I woke up and took my Synthroid as I do every morning. My morning pills, when I was 10, were two chalky Flintstones vitamins. I didn’t care so much for which characters I ate as much as I cared about colour. Red and purple were the ones that were gone first from the bottle. My youngest child is the same way. I watched her pick out two red Frozen characters gummy vitamins after she ate cereal today.
After the two older children left for school, I went to lie down with the youngest. She was waking up, and I was noticing the condensation on the bedroom window. I remembered when I was a girl, I used to write on the condensation every autumn morning, while brushing my teeth. I would write some boy’s name + mine enclosed in a heart. Then I would make a wish that this romance would happen soon as I used my sleeve to wipe away the declaration of love. Then I’d look out the window to see if I could spot any deer in the field behind the garage.
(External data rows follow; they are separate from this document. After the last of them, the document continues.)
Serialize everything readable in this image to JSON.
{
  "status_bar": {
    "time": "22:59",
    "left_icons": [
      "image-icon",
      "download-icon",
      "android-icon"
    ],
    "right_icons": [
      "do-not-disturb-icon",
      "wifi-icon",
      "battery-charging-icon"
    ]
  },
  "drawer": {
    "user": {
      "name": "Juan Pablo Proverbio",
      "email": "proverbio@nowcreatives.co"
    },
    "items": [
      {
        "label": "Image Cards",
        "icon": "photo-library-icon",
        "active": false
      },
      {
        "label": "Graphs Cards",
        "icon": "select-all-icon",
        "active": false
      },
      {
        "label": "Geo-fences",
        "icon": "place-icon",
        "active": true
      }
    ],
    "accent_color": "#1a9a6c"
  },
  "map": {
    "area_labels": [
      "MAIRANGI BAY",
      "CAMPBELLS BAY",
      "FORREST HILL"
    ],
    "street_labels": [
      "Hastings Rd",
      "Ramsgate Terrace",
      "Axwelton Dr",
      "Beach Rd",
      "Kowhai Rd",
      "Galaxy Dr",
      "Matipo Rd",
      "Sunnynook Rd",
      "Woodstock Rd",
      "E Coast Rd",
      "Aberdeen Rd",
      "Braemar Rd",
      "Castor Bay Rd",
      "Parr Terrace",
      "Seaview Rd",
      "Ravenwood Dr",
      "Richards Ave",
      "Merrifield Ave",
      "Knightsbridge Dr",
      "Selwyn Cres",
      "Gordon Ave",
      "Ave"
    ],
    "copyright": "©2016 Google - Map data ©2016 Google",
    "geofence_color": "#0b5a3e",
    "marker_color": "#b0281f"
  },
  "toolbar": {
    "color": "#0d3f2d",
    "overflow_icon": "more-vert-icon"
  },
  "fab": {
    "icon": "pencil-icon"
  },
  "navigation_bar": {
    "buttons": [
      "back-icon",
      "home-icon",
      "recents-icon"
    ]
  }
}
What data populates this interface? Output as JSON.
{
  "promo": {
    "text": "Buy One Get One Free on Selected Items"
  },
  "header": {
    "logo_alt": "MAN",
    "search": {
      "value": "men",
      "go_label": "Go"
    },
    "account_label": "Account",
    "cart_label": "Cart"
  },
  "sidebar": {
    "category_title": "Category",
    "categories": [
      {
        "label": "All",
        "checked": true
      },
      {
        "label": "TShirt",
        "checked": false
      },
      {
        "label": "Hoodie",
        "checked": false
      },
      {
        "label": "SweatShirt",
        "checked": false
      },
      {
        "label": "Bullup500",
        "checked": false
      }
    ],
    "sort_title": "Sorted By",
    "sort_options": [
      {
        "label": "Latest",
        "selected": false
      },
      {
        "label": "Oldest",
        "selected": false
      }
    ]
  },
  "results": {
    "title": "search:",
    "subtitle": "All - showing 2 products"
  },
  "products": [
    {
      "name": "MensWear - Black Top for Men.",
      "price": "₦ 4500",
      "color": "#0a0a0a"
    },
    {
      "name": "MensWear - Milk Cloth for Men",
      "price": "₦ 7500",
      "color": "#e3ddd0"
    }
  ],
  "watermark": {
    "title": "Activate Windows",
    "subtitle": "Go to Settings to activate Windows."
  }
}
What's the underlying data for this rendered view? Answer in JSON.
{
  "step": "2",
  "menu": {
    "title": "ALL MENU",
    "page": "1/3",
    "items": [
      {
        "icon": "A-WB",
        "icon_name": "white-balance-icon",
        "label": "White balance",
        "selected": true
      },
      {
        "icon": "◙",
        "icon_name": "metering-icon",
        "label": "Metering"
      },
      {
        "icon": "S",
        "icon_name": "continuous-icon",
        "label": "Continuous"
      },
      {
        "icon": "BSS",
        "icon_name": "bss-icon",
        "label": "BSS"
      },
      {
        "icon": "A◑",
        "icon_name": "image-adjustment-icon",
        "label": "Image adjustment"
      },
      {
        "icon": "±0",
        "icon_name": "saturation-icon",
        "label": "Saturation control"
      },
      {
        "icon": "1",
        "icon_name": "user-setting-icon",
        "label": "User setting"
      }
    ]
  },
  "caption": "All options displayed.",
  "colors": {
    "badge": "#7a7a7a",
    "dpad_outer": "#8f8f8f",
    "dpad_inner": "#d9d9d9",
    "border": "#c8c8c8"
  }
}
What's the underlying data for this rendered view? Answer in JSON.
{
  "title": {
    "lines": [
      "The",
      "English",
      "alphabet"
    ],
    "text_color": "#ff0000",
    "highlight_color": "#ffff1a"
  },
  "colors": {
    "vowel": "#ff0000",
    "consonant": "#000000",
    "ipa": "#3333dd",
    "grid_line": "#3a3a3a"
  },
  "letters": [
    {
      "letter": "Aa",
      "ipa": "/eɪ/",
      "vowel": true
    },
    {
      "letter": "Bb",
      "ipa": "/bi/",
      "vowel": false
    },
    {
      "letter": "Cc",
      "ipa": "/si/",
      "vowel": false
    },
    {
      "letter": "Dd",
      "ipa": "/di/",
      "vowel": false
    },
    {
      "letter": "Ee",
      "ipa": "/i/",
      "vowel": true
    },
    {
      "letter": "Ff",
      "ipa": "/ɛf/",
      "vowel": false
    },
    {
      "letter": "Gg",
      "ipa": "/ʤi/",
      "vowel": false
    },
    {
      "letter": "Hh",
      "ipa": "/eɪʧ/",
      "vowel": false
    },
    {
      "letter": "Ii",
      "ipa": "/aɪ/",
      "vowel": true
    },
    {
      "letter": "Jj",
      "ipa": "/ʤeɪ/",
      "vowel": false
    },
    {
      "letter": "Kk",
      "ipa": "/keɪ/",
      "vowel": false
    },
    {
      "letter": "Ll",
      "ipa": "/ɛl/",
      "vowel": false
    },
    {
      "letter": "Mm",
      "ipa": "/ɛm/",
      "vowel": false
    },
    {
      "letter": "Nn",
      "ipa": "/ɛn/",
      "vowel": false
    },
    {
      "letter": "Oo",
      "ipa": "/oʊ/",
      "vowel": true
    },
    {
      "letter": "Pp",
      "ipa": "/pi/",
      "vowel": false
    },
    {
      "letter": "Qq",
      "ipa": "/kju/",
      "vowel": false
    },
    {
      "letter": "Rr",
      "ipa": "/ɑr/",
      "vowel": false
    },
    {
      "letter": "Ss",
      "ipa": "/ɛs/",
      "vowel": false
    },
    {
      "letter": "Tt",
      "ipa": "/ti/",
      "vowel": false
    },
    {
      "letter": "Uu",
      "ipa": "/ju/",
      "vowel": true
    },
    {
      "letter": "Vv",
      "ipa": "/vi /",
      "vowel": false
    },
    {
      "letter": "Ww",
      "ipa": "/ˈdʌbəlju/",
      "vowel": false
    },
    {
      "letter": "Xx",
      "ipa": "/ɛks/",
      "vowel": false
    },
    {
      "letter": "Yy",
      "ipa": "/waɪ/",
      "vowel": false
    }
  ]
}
When Moxie was settled down with her favourite morning show, I went out to the back porch and counted the layers of grey and white clouds creeping over downtown. The recycling truck roared a few blocks away. Two planes flew toward the mountains, one at a much higher altitude than the other. Where I come from, it’s so quiet that city folk have trouble sleeping at night. And in the mornings, as I waited for the #1 or #3 school bus at the bottom of our driveway, I’d try to pick out bird songs and chatter. I’d do my best not to slip on the frost as I stood there shivering, watching the top of the hill where my cousin lived, to see when the bus would round the corner and pick me up for another day of school. I wanted to be so smart that I could move to New York City someday.
Reflection is a good way to ground you in the present. Sounds like a contradiction, to look at the past to be in the present. But when I do these types of reflections–of watching the film in my head of what life was like back then, and how I got to where I am now–I always without fail end up marvelling at the paths taken to bring me to the present moment. I love it when the small quiet memories deliver me a breathtaking moment in the present.
If you write in a journal, try tapping into one of these memories and connecting it to the present. You might give yourself a nice introspective surprise that will carry you throughout the day.